Detroit (Maiden Energy) is neatly structured into three broad headings, "Poems About Growing Up," "Poems About Love and War," and "Songs of Love." Would that real life could be so easily organized. Striho is a breast cancer survivor and advocate. After her decades-long marriage to husband-manager Freddie Brooks ended, she found love again and wed guitarist Scott Dailey, an integral member of her band.

"Cancer was a surprise, but I guess it is for everybody, huh?" muses Striho, who's working on a new LP for 2020. "You go through a lot, and you adjust to everything, so I guess I've just adjusted. I mean, what else could I do? I've had difficulties with certain things, and you can have aftereffects, but you know what? I'm grateful. I'm doing pretty good, and I'm really happy to tell you that."

On top of it all, her full-time "day gig" is teaching English to high school special-education students. It's hard to believe anyone who has seen Carolyn Striho onstage would mistake her for a special-ed teacher.

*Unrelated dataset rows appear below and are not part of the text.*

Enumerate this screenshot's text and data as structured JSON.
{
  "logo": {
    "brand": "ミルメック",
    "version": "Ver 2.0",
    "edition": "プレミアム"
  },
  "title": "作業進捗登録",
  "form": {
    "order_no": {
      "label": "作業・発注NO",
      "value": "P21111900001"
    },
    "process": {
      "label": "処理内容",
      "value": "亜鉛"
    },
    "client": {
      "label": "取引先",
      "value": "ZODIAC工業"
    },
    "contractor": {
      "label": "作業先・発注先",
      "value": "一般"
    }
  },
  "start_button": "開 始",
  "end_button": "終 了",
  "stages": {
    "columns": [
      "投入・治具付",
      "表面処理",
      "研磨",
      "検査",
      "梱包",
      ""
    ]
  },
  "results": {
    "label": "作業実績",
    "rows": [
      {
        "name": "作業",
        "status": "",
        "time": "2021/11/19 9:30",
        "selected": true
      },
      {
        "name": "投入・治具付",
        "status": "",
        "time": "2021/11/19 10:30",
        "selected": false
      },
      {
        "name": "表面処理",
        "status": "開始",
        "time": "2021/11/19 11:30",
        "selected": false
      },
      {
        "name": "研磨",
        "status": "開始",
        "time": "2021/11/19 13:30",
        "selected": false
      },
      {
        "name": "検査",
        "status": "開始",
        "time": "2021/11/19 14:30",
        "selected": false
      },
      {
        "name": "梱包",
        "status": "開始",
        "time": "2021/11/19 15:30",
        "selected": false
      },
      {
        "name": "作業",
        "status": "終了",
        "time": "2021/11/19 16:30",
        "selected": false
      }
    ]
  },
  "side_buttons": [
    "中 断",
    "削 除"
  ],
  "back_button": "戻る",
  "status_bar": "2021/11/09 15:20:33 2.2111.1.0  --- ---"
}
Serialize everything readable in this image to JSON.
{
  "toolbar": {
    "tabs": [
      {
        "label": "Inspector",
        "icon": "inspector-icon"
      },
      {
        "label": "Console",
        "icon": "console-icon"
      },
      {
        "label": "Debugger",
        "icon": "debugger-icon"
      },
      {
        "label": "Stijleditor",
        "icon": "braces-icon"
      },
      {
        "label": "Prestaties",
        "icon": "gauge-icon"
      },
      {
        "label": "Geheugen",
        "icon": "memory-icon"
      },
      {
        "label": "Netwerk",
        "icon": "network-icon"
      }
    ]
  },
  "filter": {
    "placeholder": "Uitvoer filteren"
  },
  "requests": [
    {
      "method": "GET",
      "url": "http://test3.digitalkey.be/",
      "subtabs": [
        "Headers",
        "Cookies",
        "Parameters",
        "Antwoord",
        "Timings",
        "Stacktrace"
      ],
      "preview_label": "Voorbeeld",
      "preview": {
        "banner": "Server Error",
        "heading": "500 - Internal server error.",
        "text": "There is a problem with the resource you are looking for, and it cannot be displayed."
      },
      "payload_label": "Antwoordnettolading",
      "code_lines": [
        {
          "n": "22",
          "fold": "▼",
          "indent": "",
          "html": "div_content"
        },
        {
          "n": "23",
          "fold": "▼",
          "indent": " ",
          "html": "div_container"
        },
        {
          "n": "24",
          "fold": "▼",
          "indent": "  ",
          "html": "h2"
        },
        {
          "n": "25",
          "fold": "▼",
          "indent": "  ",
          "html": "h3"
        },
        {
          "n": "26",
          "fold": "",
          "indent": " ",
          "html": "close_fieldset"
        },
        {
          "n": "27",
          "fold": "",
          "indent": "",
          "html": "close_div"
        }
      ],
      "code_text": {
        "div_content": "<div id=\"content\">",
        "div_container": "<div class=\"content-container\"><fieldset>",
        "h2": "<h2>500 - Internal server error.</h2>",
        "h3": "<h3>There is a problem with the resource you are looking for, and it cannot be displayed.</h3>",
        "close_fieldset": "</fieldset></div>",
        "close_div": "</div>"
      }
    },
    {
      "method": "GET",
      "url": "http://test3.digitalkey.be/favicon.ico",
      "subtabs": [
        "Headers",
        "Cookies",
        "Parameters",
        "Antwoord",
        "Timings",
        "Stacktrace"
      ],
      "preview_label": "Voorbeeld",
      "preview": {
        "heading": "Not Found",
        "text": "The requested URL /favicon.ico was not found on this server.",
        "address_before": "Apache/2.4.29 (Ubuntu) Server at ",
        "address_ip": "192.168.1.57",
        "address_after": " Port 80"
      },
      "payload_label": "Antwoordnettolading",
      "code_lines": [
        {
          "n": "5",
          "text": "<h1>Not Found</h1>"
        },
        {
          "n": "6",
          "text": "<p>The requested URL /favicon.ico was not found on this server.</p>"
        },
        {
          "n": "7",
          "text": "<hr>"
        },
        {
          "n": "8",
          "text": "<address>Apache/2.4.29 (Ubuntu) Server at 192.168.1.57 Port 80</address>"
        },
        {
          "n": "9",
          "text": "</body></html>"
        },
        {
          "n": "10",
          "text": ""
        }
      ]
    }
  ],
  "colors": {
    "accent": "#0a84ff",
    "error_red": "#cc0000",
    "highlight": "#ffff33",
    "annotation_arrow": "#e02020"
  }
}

While she concedes time and circumstances have toned her down a little — at least, she sits behind her keyboards more than she used to — Striho remains an aggressive, melodic, wildly sensual force of nature in concert. The opening stanza to her poem "Running on Ice," perhaps inadvertently, evokes a sense of what it's like to see Striho in performance:

"Like running on ice,

fell down, so frozen

I needed direction

or some kind of discovery

I heard electric sounds and excited hounds barking

all night long"

"I truly adore this book, and not just because I'm the publisher," Buchanan says. "It contains the heart and soul of a songwriter, a Detroiter through and through, who experienced the ebb and flow of life in this great city. Carolyn has seen a lot and been through a lot, but her spirit soars."

Buchanan describes Detroit (Maiden Energy) as "a poetic memoir set to music. It's rock, it's soul, it's gypsy, Irish, Middle Eastern, French Canadian. It represents just about every cultural flourish imprinted upon this city. Every verse, whether it's a song lyric or not, is musical."

Carolyn Striho and her band will perform at 8:30 p.m. Saturday at Cadieux Café, 4300 Cadieux Rd., Detroit; 313-882-8560; cadieuxcafe.com, Striho will sign copies of her new book, Detroit (Maiden Energy): Street Princess Poems & Lyrics.